Congresswoman Ashley Hinson (R-IA) asked, “If Stanford thinks the word American is harmful, what are they doing with American taxpayer dollars?”
Good question. And since Americans are the most generous people on earth, it’s a certainty that most of the Stanford Alumni Association’s donations come from the “Americans” that they despise so much.

Dr. Jay Bjattacharya, one of the most important and prominent medical voices in speaking out about the lunacy of the Covid policy and the dangers of the shots, is a professor at Stanford. He wasn’t impressed with the attempt to ban free speech either, noting, “I remember how proud I was when I became a naturalized American citizen.
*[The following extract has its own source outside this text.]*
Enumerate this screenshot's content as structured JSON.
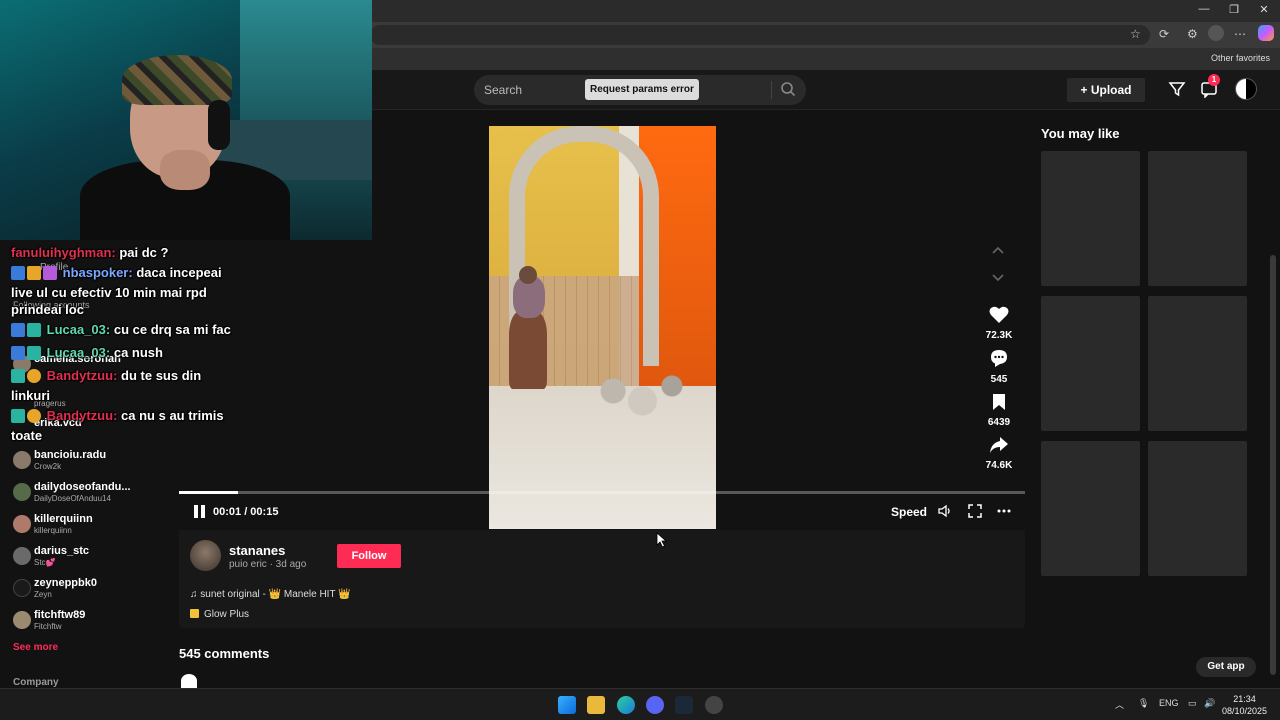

I’m still proud to be an American, and I don’t care that @Stanford disapproves of my using the term.”

The chief information officer at Stanford quickly walked back the guide in the face of so much intense backlash. Steve Gallagher noted that the list of naughty, banned words does not reflect university policy, nor does it contain mandates that students are not actually supposed to say those words. This seems disingenuous at best. The university published the list of words – both in print and online. It doesn’t matter what they say now, because every student has kind of gotten the point. You’re a bad person if you say “American” or “Hispanic” or “grandfather.”

Gallagher now says the university will be revising the guide. That’s not good enough. How about if the American students at the American university of Stanford, whose American parents are paying exorbitant sums in tuition and fees using American dollars, say whatever they want because Americans have freedom of speech?